本研究主要可以分成兩部份，首先水流以浸沒方式模擬洪水通過連續式透水結構物，探討平均流與紊流之特性，利用實驗室中15m×0.6m ×0.6m之循環渠道配合音波都普勒流速儀（acoustic Doppler Velo- cimeter，ADV）進行量測試驗，研究結果瞭解水流通過浸沒連續式透水結構物相應之流速、紊流強度、紊流動能及雷諾剪力分布情形；另一方面，本研究與Cui（2002）所做的連續式不透水結構物數值模擬結果比較，比較結果得知透水結構物後方的回流區只有一個，並無發現結構物前方的回流區與後方的角落渦流，且回流區大小較不透水結構物來得窄且短，發生位置也因通過結構物穿越流的影響出現在較下游處，底床剪應力亦由於回流區的不同，使得剪應力正負值不如不透水結構物轉換頻繁，呈現較為均勻的狀況。最後，本文利用分析結果提出本實驗成果在工程上的應用。
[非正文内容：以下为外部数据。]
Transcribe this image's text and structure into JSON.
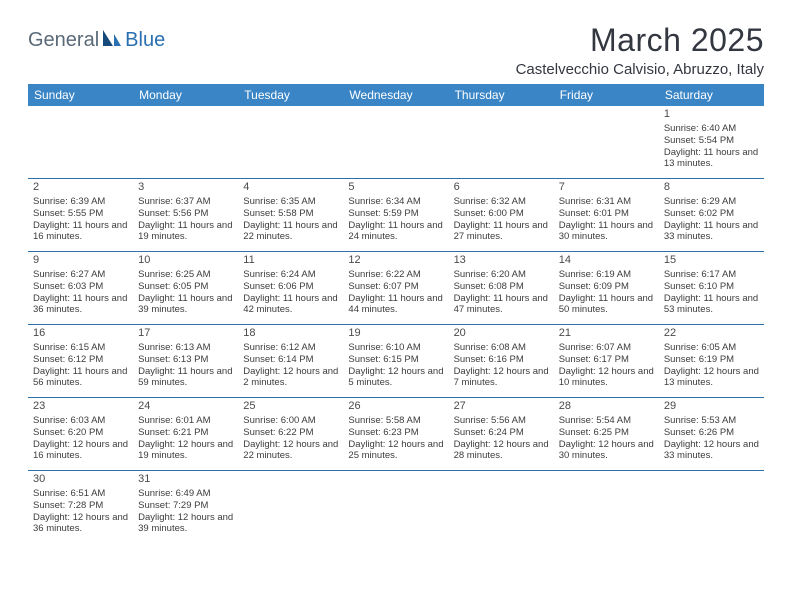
{
  "logo": {
    "part1": "General",
    "part2": "Blue"
  },
  "title": "March 2025",
  "subtitle": "Castelvecchio Calvisio, Abruzzo, Italy",
  "colors": {
    "header_bg": "#3a85c6",
    "header_text": "#ffffff",
    "divider": "#2f6fa8",
    "text": "#3c3c3c",
    "title_text": "#333740",
    "logo_gray": "#5a6a78",
    "logo_blue": "#2a6fb0",
    "bg": "#ffffff"
  },
  "day_names": [
    "Sunday",
    "Monday",
    "Tuesday",
    "Wednesday",
    "Thursday",
    "Friday",
    "Saturday"
  ],
  "labels": {
    "sunrise": "Sunrise:",
    "sunset": "Sunset:",
    "daylight": "Daylight:"
  },
  "weeks": [
    [
      null,
      null,
      null,
      null,
      null,
      null,
      {
        "n": "1",
        "sr": "6:40 AM",
        "ss": "5:54 PM",
        "dl": "11 hours and 13 minutes."
      }
    ],
    [
      {
        "n": "2",
        "sr": "6:39 AM",
        "ss": "5:55 PM",
        "dl": "11 hours and 16 minutes."
      },
      {
        "n": "3",
        "sr": "6:37 AM",
        "ss": "5:56 PM",
        "dl": "11 hours and 19 minutes."
      },
      {
        "n": "4",
        "sr": "6:35 AM",
        "ss": "5:58 PM",
        "dl": "11 hours and 22 minutes."
      },
      {
        "n": "5",
        "sr": "6:34 AM",
        "ss": "5:59 PM",
        "dl": "11 hours and 24 minutes."
      },
      {
        "n": "6",
        "sr": "6:32 AM",
        "ss": "6:00 PM",
        "dl": "11 hours and 27 minutes."
      },
      {
        "n": "7",
        "sr": "6:31 AM",
        "ss": "6:01 PM",
        "dl": "11 hours and 30 minutes."
      },
      {
        "n": "8",
        "sr": "6:29 AM",
        "ss": "6:02 PM",
        "dl": "11 hours and 33 minutes."
      }
    ],
    [
      {
        "n": "9",
        "sr": "6:27 AM",
        "ss": "6:03 PM",
        "dl": "11 hours and 36 minutes."
      },
      {
        "n": "10",
        "sr": "6:25 AM",
        "ss": "6:05 PM",
        "dl": "11 hours and 39 minutes."
      },
      {
        "n": "11",
        "sr": "6:24 AM",
        "ss": "6:06 PM",
        "dl": "11 hours and 42 minutes."
      },
      {
        "n": "12",
        "sr": "6:22 AM",
        "ss": "6:07 PM",
        "dl": "11 hours and 44 minutes."
      },
      {
        "n": "13",
        "sr": "6:20 AM",
        "ss": "6:08 PM",
        "dl": "11 hours and 47 minutes."
      },
      {
        "n": "14",
        "sr": "6:19 AM",
        "ss": "6:09 PM",
        "dl": "11 hours and 50 minutes."
      },
      {
        "n": "15",
        "sr": "6:17 AM",
        "ss": "6:10 PM",
        "dl": "11 hours and 53 minutes."
      }
    ],
    [
      {
        "n": "16",
        "sr": "6:15 AM",
        "ss": "6:12 PM",
        "dl": "11 hours and 56 minutes."
      },
      {
        "n": "17",
        "sr": "6:13 AM",
        "ss": "6:13 PM",
        "dl": "11 hours and 59 minutes."
      },
      {
        "n": "18",
        "sr": "6:12 AM",
        "ss": "6:14 PM",
        "dl": "12 hours and 2 minutes."
      },
      {
        "n": "19",
        "sr": "6:10 AM",
        "ss": "6:15 PM",
        "dl": "12 hours and 5 minutes."
      },
      {
        "n": "20",
        "sr": "6:08 AM",
        "ss": "6:16 PM",
        "dl": "12 hours and 7 minutes."
      },
      {
        "n": "21",
        "sr": "6:07 AM",
        "ss": "6:17 PM",
        "dl": "12 hours and 10 minutes."
      },
      {
        "n": "22",
        "sr": "6:05 AM",
        "ss": "6:19 PM",
        "dl": "12 hours and 13 minutes."
      }
    ],
    [
      {
        "n": "23",
        "sr": "6:03 AM",
        "ss": "6:20 PM",
        "dl": "12 hours and 16 minutes."
      },
      {
        "n": "24",
        "sr": "6:01 AM",
        "ss": "6:21 PM",
        "dl": "12 hours and 19 minutes."
      },
      {
        "n": "25",
        "sr": "6:00 AM",
        "ss": "6:22 PM",
        "dl": "12 hours and 22 minutes."
      },
      {
        "n": "26",
        "sr": "5:58 AM",
        "ss": "6:23 PM",
        "dl": "12 hours and 25 minutes."
      },
      {
        "n": "27",
        "sr": "5:56 AM",
        "ss": "6:24 PM",
        "dl": "12 hours and 28 minutes."
      },
      {
        "n": "28",
        "sr": "5:54 AM",
        "ss": "6:25 PM",
        "dl": "12 hours and 30 minutes."
      },
      {
        "n": "29",
        "sr": "5:53 AM",
        "ss": "6:26 PM",
        "dl": "12 hours and 33 minutes."
      }
    ],
    [
      {
        "n": "30",
        "sr": "6:51 AM",
        "ss": "7:28 PM",
        "dl": "12 hours and 36 minutes."
      },
      {
        "n": "31",
        "sr": "6:49 AM",
        "ss": "7:29 PM",
        "dl": "12 hours and 39 minutes."
      },
      null,
      null,
      null,
      null,
      null
    ]
  ]
}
The purpose of this study can be divided into two parts. First, Water immerged situations are used to simulate the flood water through the Series porous structures. There is a circulated flume(15m × 0.6m × 0.6m) with acoustic Doppler Velocimeter (ADV) for measuring. Discussion on the averaged flow and turbulence characteristics is proposed here. This part is to understand the velocity, turbulence intensity, turbulent kinetic energy and Reynolds shear distributions related to the flood flow through the immerged Series porous structures. On the other hand, the present results are used to compare with the existing numerical results of series impermeable structures of Cui(2002). This comparison shows that the water behind the series porous structures have only one recirculation region, and there is no recirculation region in front of the structure and the corner eddy current, compared with the series impermeable structures. Location the recirculation is affected as a result of bleed flow to take place in a more downstream point, Bed shear stress is also due to the different recirculation region, so the shear stress is not as impermeable as so many positive and negative conversion., The present results of this experiment can be applied to engineering applications.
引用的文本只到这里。